Soviet Attitudes Toward Authority: An Interdisciplinary Approach to Problems of Soviet Character
- Title page for Soviet Attitudes Toward Authority: An Interdisciplinary Approach to Problems of Soviet Character (1955 edition)
- Author: Margaret Mead
- Language: English
- Subject: Soviet Union
- Publisher: RAND Corporation
- Publication date: 1951
- Publication place: United States
- Pages: 148

= Soviet Attitudes Toward Authority =

1951 book

Soviet Attitudes Toward Authority: An Interdisciplinary Approach to Problems of Soviet Character is a 1951 nonfiction book written by the anthropologist Margaret Mead and eight other specialists. It is published by the RAND Corporation.

It is a preliminary report on approved and disapproved attitudes toward authority in the Soviet Union.
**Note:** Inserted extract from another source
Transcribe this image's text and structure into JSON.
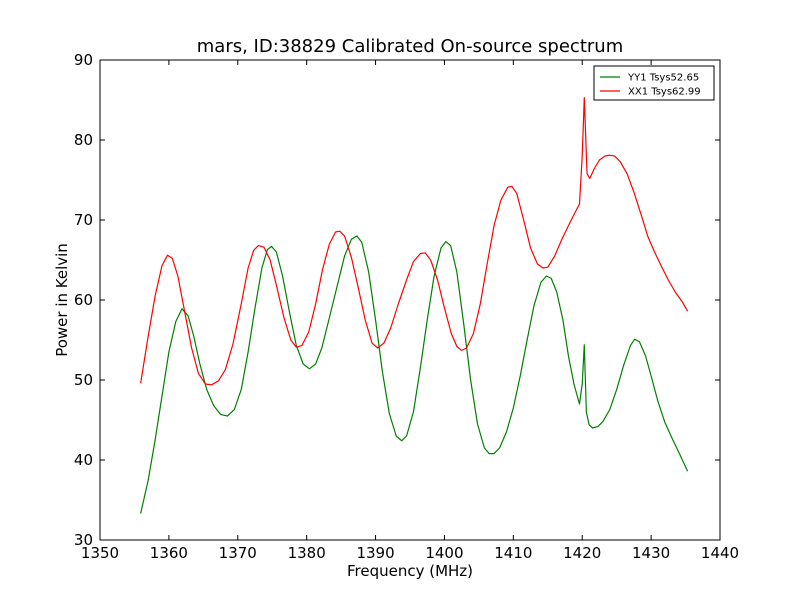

In its last three pages, the book attempts to create a hypothesis on the Soviet Union in the next 5 to 10 years.

Meed posits that the traditional Russian character structure "developed individuals prone to extreme swings in mood from exhilaration to depression, hating confinement and authority, and yet feeling that strong external authority was necessary to keep their own violent impulses in check".

==Critical response==
One reviewer stated, "This is a coldly objective, well-documented study. It is also remarkably boring. And it does little to indicate what makes the Soviet system of authority so attractive to some and so objectionable to others that they are willing to give their lives either to promote or to destroy it."